La búsqueda de las respuestas
Mi vida, aunque influenciada por la historia de colonización de mis padres, estaba marcada por esa convivencia entre el pasado y el presente, entre la cultura española que venía con mis padres y la cultura ecuatoguineana que empecé a absorber casi sin darme cuenta. Ese choque, aunque confuso, también me dio una perspectiva única, una visión de un país que, aunque pequeño, estaba lleno de contradicciones, de vida y de energía, con una belleza salvaje que se imponía por encima de todo.
Es extraño, porque aunque no era consciente de ello en ese momento, esos recuerdos de infancia se sintieron como una especie de paraíso efímero. Algo que se escapa en cuanto intentas aferrarte a él demasiado fuerte. Algo que, aunque se ha ido, sigue estando en mí, en las pequeñas imágenes, los sonidos y los olores que nunca desaparecen del todo.

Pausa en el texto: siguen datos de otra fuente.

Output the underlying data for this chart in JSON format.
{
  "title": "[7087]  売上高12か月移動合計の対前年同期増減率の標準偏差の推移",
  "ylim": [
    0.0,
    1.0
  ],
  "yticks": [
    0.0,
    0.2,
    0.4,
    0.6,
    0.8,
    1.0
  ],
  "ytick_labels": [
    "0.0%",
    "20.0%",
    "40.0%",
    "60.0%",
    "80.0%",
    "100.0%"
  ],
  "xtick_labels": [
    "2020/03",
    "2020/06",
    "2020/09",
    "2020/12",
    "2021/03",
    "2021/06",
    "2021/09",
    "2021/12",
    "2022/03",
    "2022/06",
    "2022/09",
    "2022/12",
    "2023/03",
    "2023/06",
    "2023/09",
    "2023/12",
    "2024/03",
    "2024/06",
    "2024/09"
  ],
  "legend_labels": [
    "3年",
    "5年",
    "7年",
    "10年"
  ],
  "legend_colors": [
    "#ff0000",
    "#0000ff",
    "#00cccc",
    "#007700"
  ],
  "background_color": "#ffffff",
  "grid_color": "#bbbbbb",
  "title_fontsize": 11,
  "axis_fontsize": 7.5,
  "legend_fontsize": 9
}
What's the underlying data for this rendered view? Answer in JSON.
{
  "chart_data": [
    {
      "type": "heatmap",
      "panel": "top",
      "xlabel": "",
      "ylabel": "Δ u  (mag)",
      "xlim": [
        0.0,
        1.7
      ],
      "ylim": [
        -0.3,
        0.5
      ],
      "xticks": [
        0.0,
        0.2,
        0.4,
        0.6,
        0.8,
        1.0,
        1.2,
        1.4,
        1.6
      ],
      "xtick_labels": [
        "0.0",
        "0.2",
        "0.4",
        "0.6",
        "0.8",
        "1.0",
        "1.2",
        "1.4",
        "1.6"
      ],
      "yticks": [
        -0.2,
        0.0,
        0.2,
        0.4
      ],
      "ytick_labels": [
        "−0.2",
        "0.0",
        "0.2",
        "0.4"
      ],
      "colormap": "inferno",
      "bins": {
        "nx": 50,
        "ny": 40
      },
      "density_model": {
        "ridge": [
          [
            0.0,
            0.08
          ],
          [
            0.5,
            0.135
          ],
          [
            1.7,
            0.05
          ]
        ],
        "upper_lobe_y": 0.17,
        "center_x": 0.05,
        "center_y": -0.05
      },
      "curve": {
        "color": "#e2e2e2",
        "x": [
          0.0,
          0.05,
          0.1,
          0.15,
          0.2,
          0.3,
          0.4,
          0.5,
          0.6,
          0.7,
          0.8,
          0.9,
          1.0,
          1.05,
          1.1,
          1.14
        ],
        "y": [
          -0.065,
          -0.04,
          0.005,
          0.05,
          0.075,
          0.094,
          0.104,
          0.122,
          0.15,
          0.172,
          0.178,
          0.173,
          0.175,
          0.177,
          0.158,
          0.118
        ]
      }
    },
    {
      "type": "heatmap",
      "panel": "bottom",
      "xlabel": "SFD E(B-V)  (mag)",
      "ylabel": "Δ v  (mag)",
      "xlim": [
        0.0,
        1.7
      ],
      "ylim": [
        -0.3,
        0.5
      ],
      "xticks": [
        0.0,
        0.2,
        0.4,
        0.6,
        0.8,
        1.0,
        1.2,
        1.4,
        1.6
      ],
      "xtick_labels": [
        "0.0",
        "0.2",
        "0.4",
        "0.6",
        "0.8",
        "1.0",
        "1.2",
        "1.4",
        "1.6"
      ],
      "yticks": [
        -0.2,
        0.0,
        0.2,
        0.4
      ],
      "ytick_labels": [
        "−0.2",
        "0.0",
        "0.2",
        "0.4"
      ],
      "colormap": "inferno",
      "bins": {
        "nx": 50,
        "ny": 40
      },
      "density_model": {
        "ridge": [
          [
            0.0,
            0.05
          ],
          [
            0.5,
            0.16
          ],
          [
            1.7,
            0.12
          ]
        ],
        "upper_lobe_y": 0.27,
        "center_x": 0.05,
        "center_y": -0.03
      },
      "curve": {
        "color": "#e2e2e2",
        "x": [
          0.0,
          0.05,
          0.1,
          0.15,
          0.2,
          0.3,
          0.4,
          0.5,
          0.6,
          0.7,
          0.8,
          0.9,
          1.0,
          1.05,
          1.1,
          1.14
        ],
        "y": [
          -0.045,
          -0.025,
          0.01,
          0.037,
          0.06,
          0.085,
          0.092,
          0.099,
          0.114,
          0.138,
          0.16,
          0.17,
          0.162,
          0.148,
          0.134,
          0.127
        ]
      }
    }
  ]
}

Hoy, mientras releo estas palabras, me doy cuenta de que, aunque mi infancia en Guinea Ecuatorial fue breve, fue una de esas etapas que definieron mi forma de ver el mundo. A veces me pregunto si mis recuerdos de aquel lugar siguen vivos en mí de la misma manera en que la isla sigue viva en su silencio eterno, aguardando que algún día alguien más regrese a reconocerla.